Wir bemühen uns seit langem, Schrittmacher zu sein in der Frage der Liberalisierung, in der Frage des Abbaus der Devisenzwangswirtschaft, in der Frage des Verzichts auf Diskriminierungen und Exportförderungen zweifelhaften Charakters, in der Frage des Abbaus der bilateralen Handelshemmungen und Handelsschranken und in der Wiederherstellung einer völligen Konvertibilität.
Wenn wir zurückdenken an die Jahre zwischen den beiden Kriegen, an die Schwierigkeiten auf dem Transfergebiet: es war auch damals nicht die Schuld des deutschen Schuldners, daß er nicht leisten konnte, sondern der Gläubiger übernahm eine wesentliche Verantwortung dadurch, daß er sich gegen die Annahme der deutschen Leistungen sperrte. Diese Verantwortung bleibt bei der Unterzeichnung dieses Schuldenabkommens unverrückbar fest bestehen.

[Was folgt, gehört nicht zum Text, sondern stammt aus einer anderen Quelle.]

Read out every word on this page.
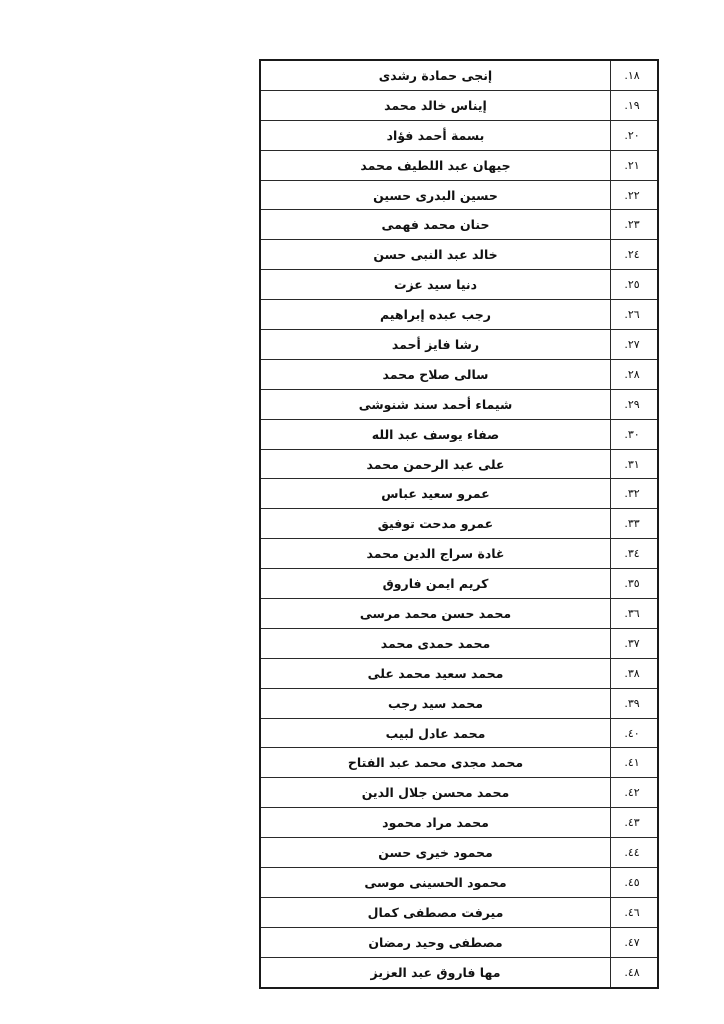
١٨.	إنجى حمادة رشدى
١٩.	إيناس خالد محمد
٢٠.	بسمة أحمد فؤاد
٢١.	جيهان عبد اللطيف محمد
٢٢.	حسين البدرى حسين
٢٣.	حنان محمد فهمى
٢٤.	خالد عبد النبى حسن
٢٥.	دنيا سيد عزت
٢٦.	رجب عبده إبراهيم
٢٧.	رشا فايز أحمد
٢٨.	سالى صلاح محمد
٢٩.	شيماء أحمد سند شنوشى
٣٠.	صفاء يوسف عبد الله
٣١.	على عبد الرحمن محمد
٣٢.	عمرو سعيد عباس
٣٣.	عمرو مدحت توفيق
٣٤.	غادة سراج الدين محمد
٣٥.	كريم ايمن فاروق
٣٦.	محمد حسن محمد مرسى
٣٧.	محمد حمدى محمد
٣٨.	محمد سعيد محمد على
٣٩.	محمد سيد رجب
٤٠.	محمد عادل لبيب
٤١.	محمد مجدى محمد عبد الفتاح
٤٢.	محمد محسن جلال الدين
٤٣.	محمد مراد محمود
٤٤.	محمود خيرى حسن
٤٥.	محمود الحسينى موسى
٤٦.	ميرفت مصطفى كمال
٤٧.	مصطفى وحيد رمضان
٤٨.	مها فاروق عبد العزيز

Wir sind bereit, in vollem Umfang wieder zum Dienst an früheren Schulden, zur Rückzahlung von Hilfeleistungen zurückzukehren. Die anderen müssen aber auch bereit sein, unsere Leistungen entgegenzunehmen. Sie müssen auch bereit sein, Schranken, bilaterale Hemmnisse abzubauen und auf — ich möchte es etwas vorsichtig ausdrücken — sehr zweifelhafte Außenhandelsförderungsmethoden und dergleichen zu verzichten. Wenn diese Gegenseitigkeit und dazu noch die Gegenseitigkeit in der Frage des deutschen Auslandsvermögens und des Eigentums hergestellt werden kann und wenn in dieser Richtung in den Beratungen der Ausschüsse noch Anregungen für die Verhandlung der Bundesregierung gegeben werden, dann kann, glaube ich, die Bundesregierung das Gesamtrisiko übernehmen als Basis für den Fluß neuer Rem-
bourskredite, für den Fluß neuer Anleihen und anderer Kapitalbeiträge für die deutsche Volkswirtschaft.
Es ist nicht — ich muß es zum Schluß noch einmal sagen — allein der deutsche Wille, der über den Erfolg dieses Schuldenabkommens entscheiden wird, sondern es ist mindestens genau so die Bereitschaft der übrigen Länder zur Mitverantwortung, ihre Bereitschaft, uns wieder ehrliche Schuldner werden zu lassen.